Já, Manoel Antônio de Almeida, no texto destacado da obra Memórias de Um Sargento de Milícias, após usar adjetivos grandiloquentes para exaltar a religiosidade de origem europeia, tais como: “magníficas”, “em muito maior escala e grandeza”, “ser mais rica e ostentar maior luxo” e “pompa extraordinária”, passa a execrar a participação dos negros, na cerimônia descrita, não percebendo o caleidoscópio belíssimo do sincretismo religioso e social presente na tela que se apresentava descrita por ele mesmo. No caso: negras chamadas de “Baianas”. Observe o trecho: Todos conhecem o modo por que se vestem as negras da Bahia;… não aconselhamos porém que ninguém o adote”, no qual o autor desaprova a forma com a qual as mesma estão vestidas, como se fosse escolha das dançarinas, e não a sua única opção, pela posição social que ocupavam. Além disso, há uma divertida, porque também dúbia e hesitante, tensão sensual: “um país em que todas as mulheres usassem desse traje,...seria uma terra de perdição e de pecados”, gerando uma contradição entre execração e desejo, que o texto mesmo tentando ocultar, não se furta de revelar em suas entrelinhas. Por fim, e não menos relevante, explicita, de forma lamentável, uma suposta superioridade da beleza genética europeia, através do elogio à cor da epiderme das mulheres do velho continente: especialmente se fosse desses abençoados em que elas são alvas e formosas“. É de estarrecer. O autor diz que país abençoado é o que possui mulheres alvas, quando a beleza humana está permeada em todos os povos, muito além do aprisionamento em padrões estéticos preestabelecidos e impostos culturalmente. No caso do autor, há uma preferência clara pelos padrões europeus na criação de um projeto de identidade nacional, beirando os limites em que essa escolha se transforma em mal disfarçado preconceito.
Apesar dessas incongruências, deve ser destacado por fim, mas não menos importante, o primor dos textos em análise, dotados de um talentoso uso da língua portuguesa para narrar as manifestações ficcionais dos autores, produzindo textos clássicos e históricos de uma época importante de nossa manifestação literária.

Questão 2 (Valor: 5,0) – sobre a aula 04 –

O conceito de interdisciplinaridade (estabelecimento de relações entre duas ou mais disciplinas ou ramos de conhecimento) é bastante valorizado, no presente como um método relevante para a construção do conhecimento nas mais diversas áreas dos estudos. Ao analisarmos o método críticos de Sílvio Romero concluímos que o estudioso adota uma noção bastante particular de interdisciplinaridade. Tal concepção teve um valor negativo nas formulações de Sílvio Romero, por quê?
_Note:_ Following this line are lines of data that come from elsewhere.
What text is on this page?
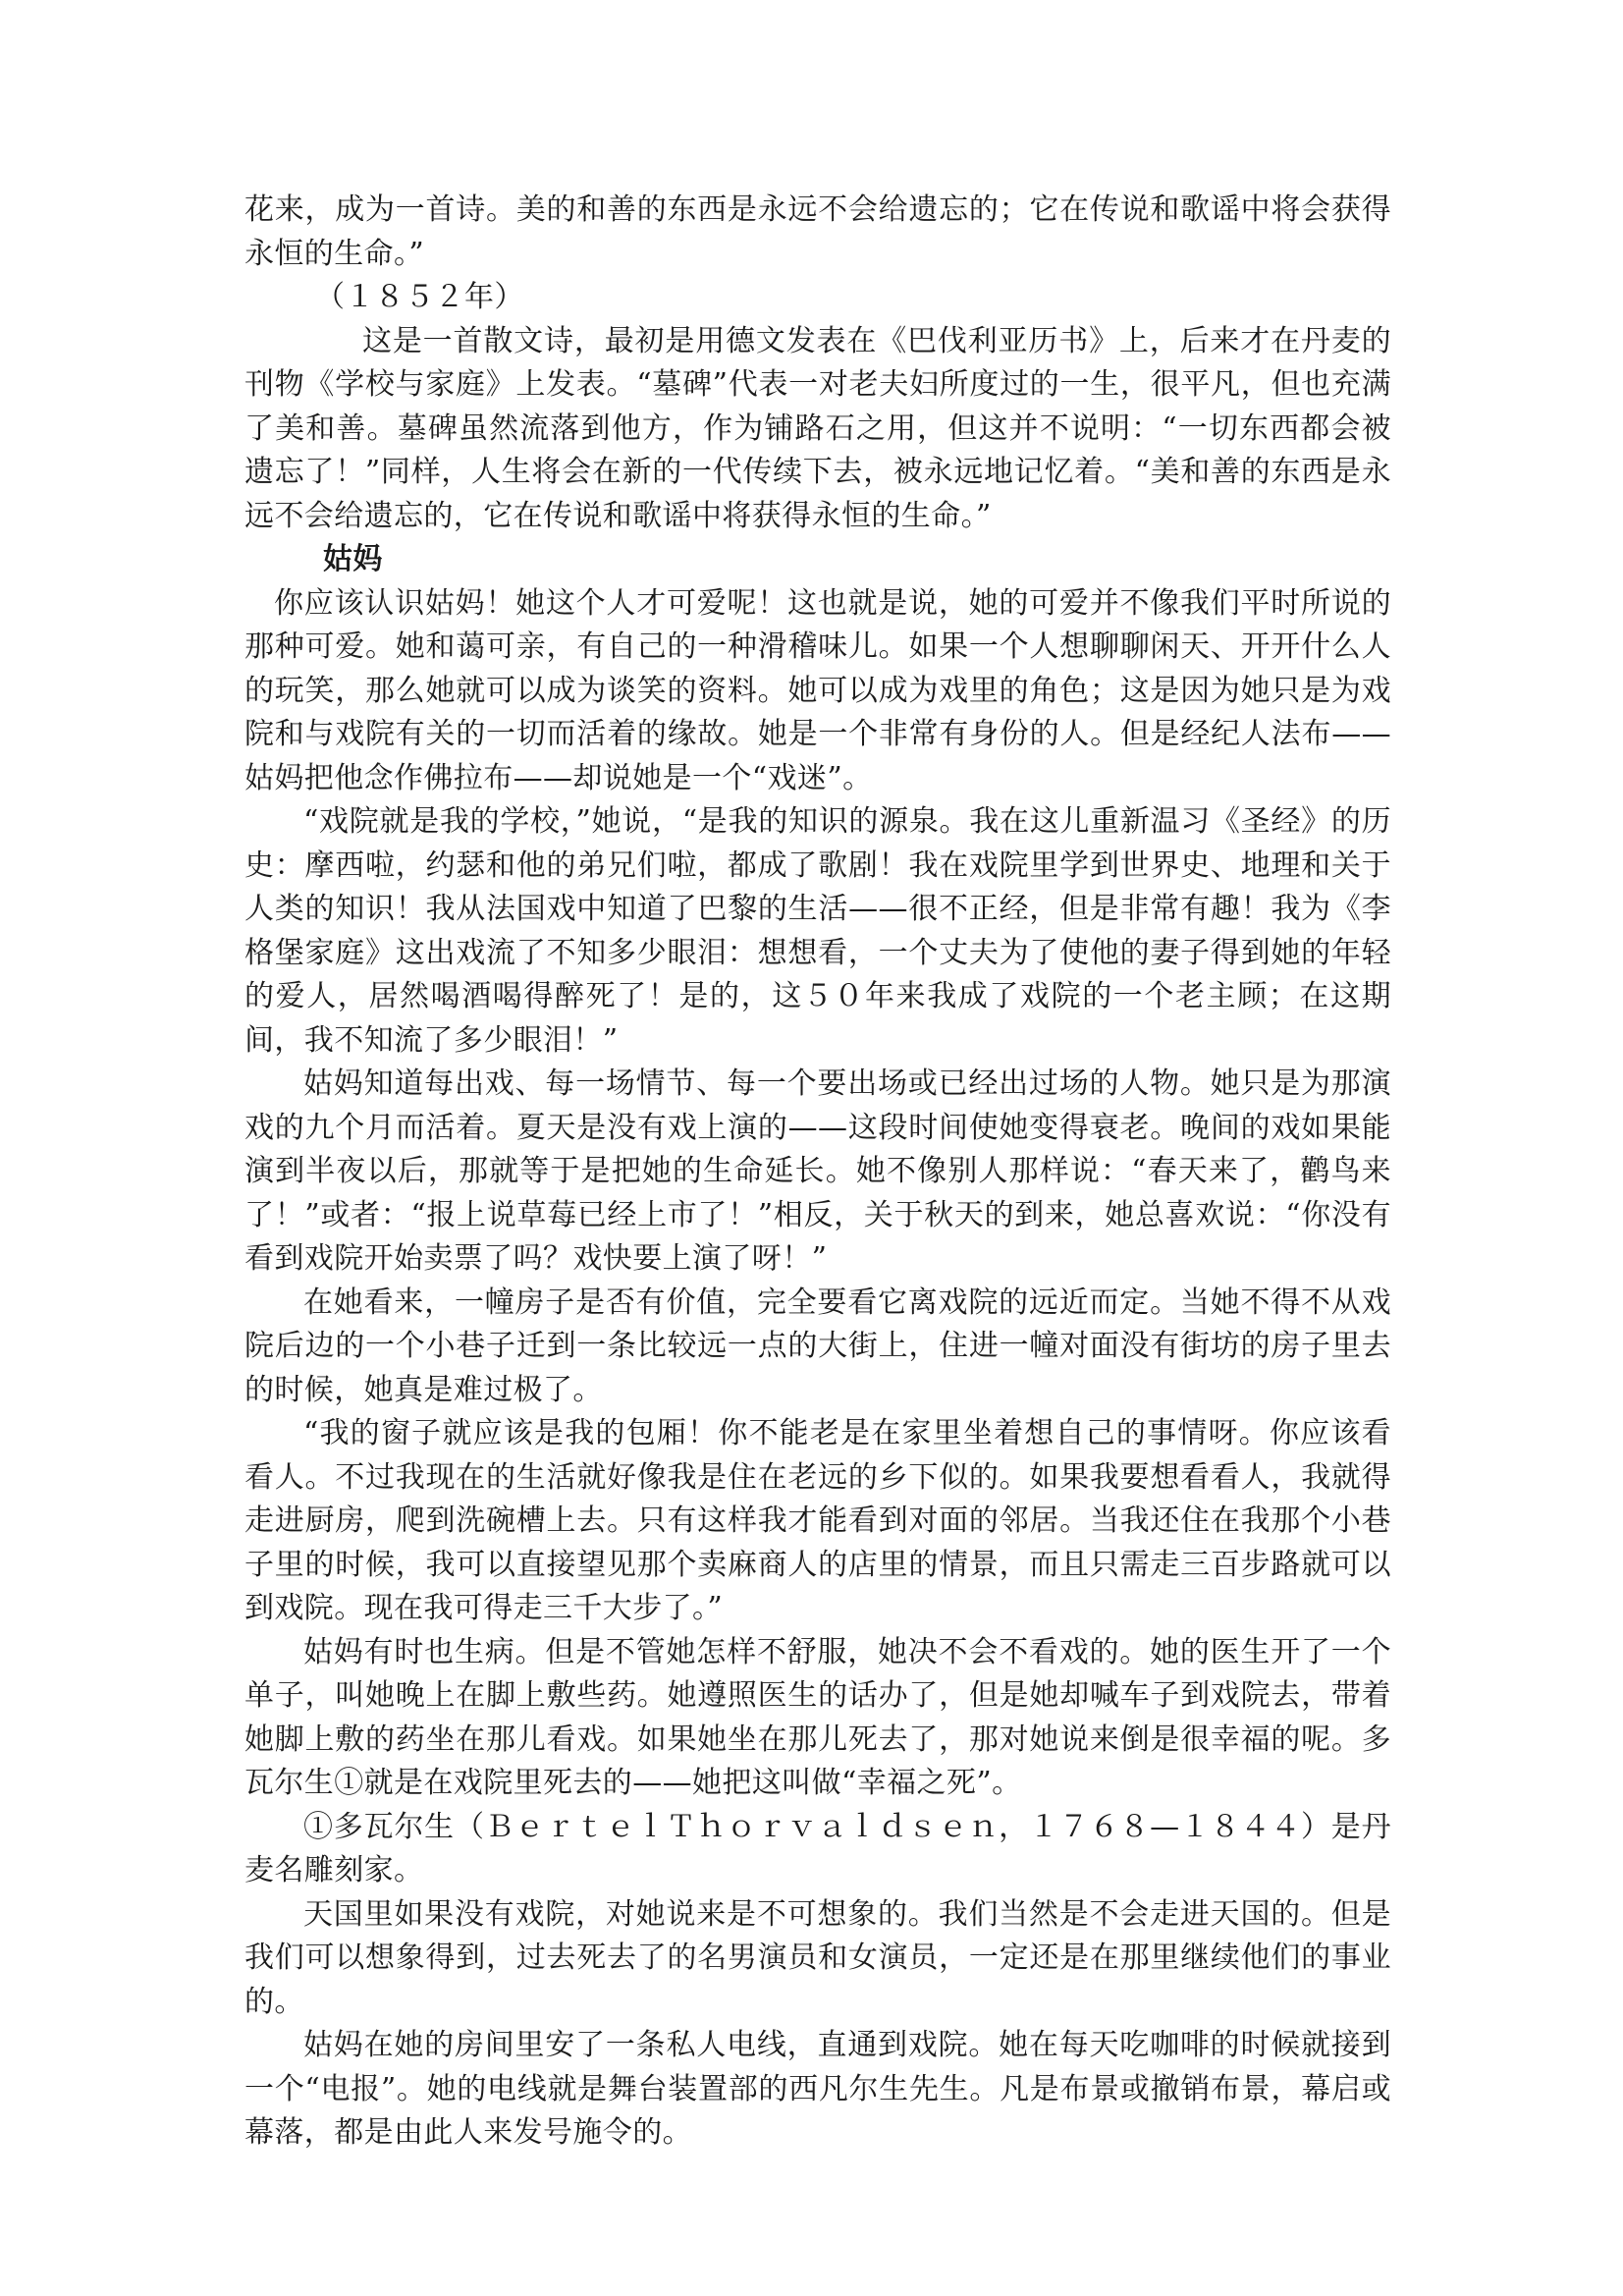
花来，成为一首诗。美的和善的东西是永远不会给遗忘的；它在传说和歌谣中将会获得永恒的生命。”

（１８５２年）

这是一首散文诗，最初是用德文发表在《巴伐利亚历书》上，后来才在丹麦的刊物《学校与家庭》上发表。“墓碑”代表一对老夫妇所度过的一生，很平凡，但也充满了美和善。墓碑虽然流落到他方，作为铺路石之用，但这并不说明：“一切东西都会被遗忘了！”同样，人生将会在新的一代传续下去，被永远地记忆着。“美和善的东西是永远不会给遗忘的，它在传说和歌谣中将获得永恒的生命。”

姑妈

你应该认识姑妈！她这个人才可爱呢！这也就是说，她的可爱并不像我们平时所说的那种可爱。她和蔼可亲，有自己的一种滑稽味儿。如果一个人想聊聊闲天、开开什么人的玩笑，那么她就可以成为谈笑的资料。她可以成为戏里的角色；这是因为她只是为戏院和与戏院有关的一切而活着的缘故。她是一个非常有身份的人。但是经纪人法布——姑妈把他念作佛拉布——却说她是一个“戏迷”。

“戏院就是我的学校，”她说，“是我的知识的源泉。我在这儿重新温习《圣经》的历史：摩西啦，约瑟和他的弟兄们啦，都成了歌剧！我在戏院里学到世界史、地理和关于人类的知识！我从法国戏中知道了巴黎的生活——很不正经，但是非常有趣！我为《李格堡家庭》这出戏流了不知多少眼泪：想想看，一个丈夫为了使他的妻子得到她的年轻的爱人，居然喝酒喝得醉死了！是的，这５０年来我成了戏院的一个老主顾；在这期间，我不知流了多少眼泪！”

姑妈知道每出戏、每一场情节、每一个要出场或已经出过场的人物。她只是为那演戏的九个月而活着。夏天是没有戏上演的——这段时间使她变得衰老。晚间的戏如果能演到半夜以后，那就等于是把她的生命延长。她不像别人那样说：“春天来了，鹳鸟来了！”或者：“报上说草莓已经上市了！”相反，关于秋天的到来，她总喜欢说：“你没有看到戏院开始卖票了吗？戏快要上演了呀！”

在她看来，一幢房子是否有价值，完全要看它离戏院的远近而定。当她不得不从戏院后边的一个小巷子迁到一条比较远一点的大街上，住进一幢对面没有街坊的房子里去的时候，她真是难过极了。

“我的窗子就应该是我的包厢！你不能老是在家里坐着想自己的事情呀。你应该看看人。不过我现在的生活就好像我是住在老远的乡下似的。如果我要想看看人，我就得走进厨房，爬到洗碗槽上去。只有这样我才能看到对面的邻居。当我还住在我那个小巷子里的时候，我可以直接望见那个卖麻商人的店里的情景，而且只需走三百步路就可以到戏院。现在我可得走三千大步了。”

姑妈有时也生病。但是不管她怎样不舒服，她决不会不看戏的。她的医生开了一个单子，叫她晚上在脚上敷些药。她遵照医生的话办了，但是她却喊车子到戏院去，带着她脚上敷的药坐在那儿看戏。如果她坐在那儿死去了，那对她说来倒是很幸福的呢。多瓦尔生①就是在戏院里死去的——她把这叫做“幸福之死”。

①多瓦尔生（ＢｅｒｔｅｌＴｈｏｒｖａｌｄｓｅｎ，１７６８—１８４４）是丹麦名雕刻家。

天国里如果没有戏院，对她说来是不可想象的。我们当然是不会走进天国的。但是我们可以想象得到，过去死去了的名男演员和女演员，一定还是在那里继续他们的事业的。

姑妈在她的房间里安了一条私人电线，直通到戏院。她在每天吃咖啡的时候就接到一个“电报”。她的电线就是舞台装置部的西凡尔生先生。凡是布景或撤销布景，幕启或幕落，都是由此人来发号施令的。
O erudito Sílvio Romero, versado em muitas vertentes do conhecimento humano, tais como: “o Positivismo (Auguste Comte e Herbert Spencer - a extrema ordenação social levaria uma determinada comunidade ao progresso), o Evolucionismo (Charles Darwin - a permanência de um ser ou de uma espécie na natureza depende de sua capacidade de resistir e adaptar-se a transformações), o Socialismo Científico (Karl Marx - assevera que a fome do capitalismo irá conduzi-lo “naturalmente” à sua própria destruição, e que a transformação mundial advirá dos trabalhadores explorados) e, fundamentalmente, o Determinismo (Hippolyte Taine - toma fatores diversos da natureza e/ou da sociedade para explicar o caráter humano), além do Naturalismo, que é uma fusão de Evolucionismo e Determinismo, buscando em fatores externos ao homem os condicionantes de sua natureza interna,” não poderia fazer uma análise literária distante das óticas propostas pelas supracitadas ideologias presentes nesse conjunto de conhecimento chamada de Cientificismo. Então, para o crítico supracitado, em meio ao cipoal de novas ideias surgidas no período contemporâneo em que escreveu sua obra máxima, era uma combinação de meio natural, história e componente racial que ditava o tipo de literatura praticada nessas terras brasileiras.
Assim, essa singular interdisciplinaridade foi a principal ferramenta de crítica literária utilizada pelo sergipano ilustre, promovendo uma visão muito peculiar da literatura brasileira até aquele momento histórico.
Ocorre que uma obra literária deve ser medida pela sua literariedade, ou seja, uma miríade de características linguísticas, filosóficas, simbólicas e outras que permitem ser chamado de literário um texto qualquer. A arte pela arte, também é arte, e não a deixou de ser, por não ser engajada ou estar posta como um exercício criativo descompromissado, de puro diletantismo ou expansão da alma humana ante a aspereza da realidade. Essa corrente preconiza que a literatura, como arte, é autônoma, devendo ser criticada pelas suas particularidades específicas de forma e sentido, sem a interferência de disciplinas externas, apenas através de seu texto literário, retratado em um discurso diverso e único.
Sílvio Romero desprezou essa estratégia de crítica literária. Para ele, o que era digno de valor, estava no relacionamento entre a literatura e as outras disciplinas, de modo a auxiliar a constituição de uma percepção ampla do Brasil e suas peculiaridades. Nesse caminho, às vezes, Romero se perdia, falando de muitos assuntos simultâneos, menosprezando o que seria o principal: a literatura.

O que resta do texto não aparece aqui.